Electrothermal converter

**Library:**Simscape / Electrical / Sensors & Transducers

The Peltier Device block represents a converter between the electrical and thermal energy:

With no current flowing, if the temperature presented at thermal port

**B**is greater than the temperature presented at thermal port**A**, then there is a positive potential difference measured from the positive to the negative electrical port.When the block acts as a cooling device, a positive current causes heat to flow from port

**A**to port**B**, cooling port**A**relative to port**B**.

The defining equations are:

$$\begin{array}{l}{Q}_{A}=\alpha {T}_{A}I-\frac{1}{2}{I}^{2}R+K\left({T}_{A}-{T}_{B}\right)\\ {Q}_{B}=-\alpha {T}_{B}I-\frac{1}{2}{I}^{2}R+K\left({T}_{B}-{T}_{A}\right)\\ W=VI\\ W+{Q}_{A}+{Q}_{B}=0\end{array}$$

where:

*Q*_{A}is heat flow into port**A**.*Q*_{B}is heat flow into port**B**.*T*_{A}is port**A**temperature.*T*_{B}is port**B**temperature.*W*is electrical power (positive when flowing into the block).*V*is potential difference across the**+**and**-**ports.*I*is electrical current, positive from**+**to**-**port.*R*is total electrical resistance.*α*is Seebeck coefficient.*K*is thermal conductance.

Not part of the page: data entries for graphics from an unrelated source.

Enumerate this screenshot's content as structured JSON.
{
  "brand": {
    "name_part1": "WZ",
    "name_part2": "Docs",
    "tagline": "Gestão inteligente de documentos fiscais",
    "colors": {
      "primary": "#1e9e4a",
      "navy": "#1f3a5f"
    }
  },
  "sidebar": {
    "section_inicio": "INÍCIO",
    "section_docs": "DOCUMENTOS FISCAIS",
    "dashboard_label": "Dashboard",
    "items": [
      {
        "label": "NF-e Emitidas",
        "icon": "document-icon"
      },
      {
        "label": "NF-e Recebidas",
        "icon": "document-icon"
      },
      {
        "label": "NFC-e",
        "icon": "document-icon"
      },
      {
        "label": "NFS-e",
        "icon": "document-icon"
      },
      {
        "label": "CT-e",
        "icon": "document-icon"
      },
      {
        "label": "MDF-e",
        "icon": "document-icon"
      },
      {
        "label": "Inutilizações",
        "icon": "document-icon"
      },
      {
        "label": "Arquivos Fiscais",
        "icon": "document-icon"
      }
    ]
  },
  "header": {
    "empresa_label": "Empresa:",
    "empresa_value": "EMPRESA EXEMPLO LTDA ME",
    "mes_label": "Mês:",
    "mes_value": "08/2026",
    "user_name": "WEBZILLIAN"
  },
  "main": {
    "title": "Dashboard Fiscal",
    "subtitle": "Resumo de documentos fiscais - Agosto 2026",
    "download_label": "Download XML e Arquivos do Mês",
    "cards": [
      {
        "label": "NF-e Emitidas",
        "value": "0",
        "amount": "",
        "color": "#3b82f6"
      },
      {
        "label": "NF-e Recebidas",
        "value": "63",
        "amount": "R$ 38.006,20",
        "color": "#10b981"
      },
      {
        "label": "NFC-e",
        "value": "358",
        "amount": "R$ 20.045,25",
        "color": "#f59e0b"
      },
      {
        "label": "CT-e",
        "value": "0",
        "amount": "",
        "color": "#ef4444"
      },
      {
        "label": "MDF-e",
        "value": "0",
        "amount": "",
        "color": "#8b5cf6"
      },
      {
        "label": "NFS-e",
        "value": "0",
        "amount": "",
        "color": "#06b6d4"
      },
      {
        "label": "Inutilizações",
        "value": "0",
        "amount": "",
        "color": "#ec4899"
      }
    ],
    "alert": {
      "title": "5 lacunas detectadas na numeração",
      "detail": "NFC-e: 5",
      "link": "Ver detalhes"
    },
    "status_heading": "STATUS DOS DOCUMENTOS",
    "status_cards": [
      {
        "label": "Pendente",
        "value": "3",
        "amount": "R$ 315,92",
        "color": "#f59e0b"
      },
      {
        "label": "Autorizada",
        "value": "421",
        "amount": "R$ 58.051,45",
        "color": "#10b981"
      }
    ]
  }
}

Substituting for powers and dividing all terms by current gives the electrical equation:

$$V=\alpha \left({T}_{B}-{T}_{A}\right)+IR$$

The block has a logging variable `power_dissipated`

(**Dissipated
power**). This variable reports the DC electrical power, that is, the average
electrical power over one AC cycle if you drive the device with an AC source. In terms of
equations it is equal to the instantaneous value of
*I*^{2}*R* and is useful in a
cooling application to indicate the nonproductive portion of the heat flow. In a heating
application, the interpretation of dissipated power is less useful.